1. Field of the Invention
The present invention relates to a method and a tool for machining a three dimensional surface, and in particular, to a method of three dimensional surface machining such as by cutting or grinding and electrical shaping such as by discharge or electrolysis and to a tool for three dimensional surface work to be used in the method.
2. Description of the Prior Art
Conventionally, when machining a three dimensional surface, a tool like a ball end mill has generally been used because of the ease in selection of the tool and in the calculation for the proper positioning of the tool, where the tool (FIG. 11) constitutes a portion of a circle in projected shape (referred to as a projection of a cutting edge below) obtained by graphically projecting the locus of points comprising the outer-most cutting portion of the tool being used for the machining of a workpiece, onto a plane parallel to the longitudinal axis of the tool, said cutting portion of the tool being a cutting edge directly contributing to the machining, for example, a portion (referred to as a cutting edge below) corresponding to a machining portion of a discharge electrode.
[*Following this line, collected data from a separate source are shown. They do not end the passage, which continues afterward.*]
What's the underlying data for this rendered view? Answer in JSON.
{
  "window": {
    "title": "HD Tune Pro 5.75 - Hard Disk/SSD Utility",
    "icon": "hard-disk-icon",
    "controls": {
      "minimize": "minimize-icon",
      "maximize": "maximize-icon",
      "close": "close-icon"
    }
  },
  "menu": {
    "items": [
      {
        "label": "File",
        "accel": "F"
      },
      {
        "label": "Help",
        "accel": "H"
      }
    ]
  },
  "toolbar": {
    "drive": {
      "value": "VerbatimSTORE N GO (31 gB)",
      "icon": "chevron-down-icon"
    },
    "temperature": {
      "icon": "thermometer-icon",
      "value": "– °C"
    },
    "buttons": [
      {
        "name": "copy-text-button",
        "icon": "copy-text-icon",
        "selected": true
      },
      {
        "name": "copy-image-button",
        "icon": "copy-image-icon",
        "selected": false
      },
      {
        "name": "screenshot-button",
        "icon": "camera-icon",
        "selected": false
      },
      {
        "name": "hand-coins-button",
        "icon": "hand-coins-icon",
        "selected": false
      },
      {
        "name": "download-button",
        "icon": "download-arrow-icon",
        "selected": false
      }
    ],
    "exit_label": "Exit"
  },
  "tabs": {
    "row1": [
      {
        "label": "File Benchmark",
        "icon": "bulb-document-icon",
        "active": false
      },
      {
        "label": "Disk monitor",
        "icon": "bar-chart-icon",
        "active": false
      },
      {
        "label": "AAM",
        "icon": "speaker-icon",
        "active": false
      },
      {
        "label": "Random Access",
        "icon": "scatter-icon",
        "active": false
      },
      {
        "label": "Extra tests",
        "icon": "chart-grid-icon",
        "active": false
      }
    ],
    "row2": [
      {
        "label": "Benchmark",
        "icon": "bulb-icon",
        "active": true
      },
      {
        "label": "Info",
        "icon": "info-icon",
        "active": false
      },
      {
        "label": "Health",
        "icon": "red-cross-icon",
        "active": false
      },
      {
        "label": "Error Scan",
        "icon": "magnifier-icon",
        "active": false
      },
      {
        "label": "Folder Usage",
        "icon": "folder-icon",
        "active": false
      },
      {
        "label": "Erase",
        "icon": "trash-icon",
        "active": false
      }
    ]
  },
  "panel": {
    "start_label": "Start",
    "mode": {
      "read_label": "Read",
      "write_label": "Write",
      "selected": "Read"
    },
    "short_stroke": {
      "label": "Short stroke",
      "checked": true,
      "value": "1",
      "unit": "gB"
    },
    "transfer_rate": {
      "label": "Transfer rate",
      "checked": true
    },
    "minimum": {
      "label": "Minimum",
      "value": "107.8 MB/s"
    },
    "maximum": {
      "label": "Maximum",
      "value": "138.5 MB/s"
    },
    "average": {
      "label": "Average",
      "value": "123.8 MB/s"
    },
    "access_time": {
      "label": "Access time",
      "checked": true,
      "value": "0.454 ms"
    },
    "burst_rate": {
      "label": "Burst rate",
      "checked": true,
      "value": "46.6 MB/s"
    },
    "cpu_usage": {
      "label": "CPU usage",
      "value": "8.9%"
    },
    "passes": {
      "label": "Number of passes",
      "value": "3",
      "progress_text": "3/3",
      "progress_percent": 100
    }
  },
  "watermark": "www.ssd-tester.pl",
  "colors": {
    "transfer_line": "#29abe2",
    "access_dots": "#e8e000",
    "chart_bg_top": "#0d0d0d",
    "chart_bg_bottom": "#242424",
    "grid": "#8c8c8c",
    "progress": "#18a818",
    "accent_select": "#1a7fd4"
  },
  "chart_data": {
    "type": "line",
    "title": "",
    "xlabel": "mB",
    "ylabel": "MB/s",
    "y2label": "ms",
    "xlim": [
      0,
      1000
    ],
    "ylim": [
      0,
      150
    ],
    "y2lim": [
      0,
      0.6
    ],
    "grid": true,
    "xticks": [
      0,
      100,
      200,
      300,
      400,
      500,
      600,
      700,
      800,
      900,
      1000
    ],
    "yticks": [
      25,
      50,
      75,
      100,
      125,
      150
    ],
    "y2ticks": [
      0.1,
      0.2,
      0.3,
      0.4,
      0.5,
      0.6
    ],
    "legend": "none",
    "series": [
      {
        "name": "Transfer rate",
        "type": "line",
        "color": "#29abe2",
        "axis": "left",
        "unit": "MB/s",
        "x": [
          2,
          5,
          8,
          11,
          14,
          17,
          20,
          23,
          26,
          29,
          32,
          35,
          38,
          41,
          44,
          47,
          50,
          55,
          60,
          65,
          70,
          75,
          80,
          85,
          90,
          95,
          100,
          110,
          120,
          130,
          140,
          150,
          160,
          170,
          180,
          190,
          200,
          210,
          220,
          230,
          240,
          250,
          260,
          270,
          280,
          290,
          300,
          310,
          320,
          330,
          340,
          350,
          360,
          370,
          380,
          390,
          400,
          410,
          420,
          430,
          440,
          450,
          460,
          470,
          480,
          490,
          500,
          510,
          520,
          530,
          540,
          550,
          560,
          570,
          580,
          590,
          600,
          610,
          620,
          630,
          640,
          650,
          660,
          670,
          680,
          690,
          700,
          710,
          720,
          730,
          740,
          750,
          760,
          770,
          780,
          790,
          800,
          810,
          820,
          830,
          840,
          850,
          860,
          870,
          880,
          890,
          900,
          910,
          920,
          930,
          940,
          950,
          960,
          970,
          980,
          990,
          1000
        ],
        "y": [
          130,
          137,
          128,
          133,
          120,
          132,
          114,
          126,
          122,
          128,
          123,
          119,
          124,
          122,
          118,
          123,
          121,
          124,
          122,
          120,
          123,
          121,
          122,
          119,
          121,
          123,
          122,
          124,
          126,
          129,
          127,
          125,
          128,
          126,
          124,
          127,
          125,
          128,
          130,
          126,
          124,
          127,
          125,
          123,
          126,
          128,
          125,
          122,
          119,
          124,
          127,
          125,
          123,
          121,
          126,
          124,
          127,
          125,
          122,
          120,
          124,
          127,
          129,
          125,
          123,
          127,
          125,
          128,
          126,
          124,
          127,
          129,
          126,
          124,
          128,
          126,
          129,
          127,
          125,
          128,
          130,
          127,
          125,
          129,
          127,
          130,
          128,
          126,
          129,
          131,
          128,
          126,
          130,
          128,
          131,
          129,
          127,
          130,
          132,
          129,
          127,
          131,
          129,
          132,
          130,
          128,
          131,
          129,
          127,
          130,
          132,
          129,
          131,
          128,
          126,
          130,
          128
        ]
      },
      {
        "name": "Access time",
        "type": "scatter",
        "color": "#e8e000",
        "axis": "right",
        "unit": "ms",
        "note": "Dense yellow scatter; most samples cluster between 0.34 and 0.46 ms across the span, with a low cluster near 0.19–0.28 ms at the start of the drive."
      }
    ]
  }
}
In FIG. 11, reference numeral 1 indicates the center axis of the rotation of the tool. In this case, to select a tool, the radius R of the tip of the tool need only be smaller than the minimum radius of curvature of the recessed portion of the three dimensional surface (referred to as a machining surface below) of a workpiece to be machined and the tool position is determined by use of a vector having a magnitude of the radius R of the tool along the direction of the normal at the machining position in the machining surface, regardless of the position of the machining point in the circle of the cutting edge; that is, the tool position is set so that the cutting edge of the tool is brought into contact with the workpiece, which is relatively easy if the necessary information about the machining surface is obtained.
However, the curvature of the work surface of the workpiece generally varies from point to point, and hence, when the projection of the cutting edge is a circle, if the machining surface has a recessed portion with a small radius of curvature, the recessed portion must necessarily be the reference for selecting a tool so as to prevent undercut. This leads to the restriction that a tool with a small radius must be used. As such, other portions having considerably greater radii must be machined with the tool having a smaller radius, thereby causing disadvantages with respect to work efficiency and/or desired surface smoothness. That is, as the radius of the tool is decreased work efficiency is lowered if the predetermined smoothness of the finished surface is to be maintained. The finished surface becomes relatively rough if machining efficiency is not sacrificed, due to portions of the work (machining) surface remaining between incremental machined areas of the surface.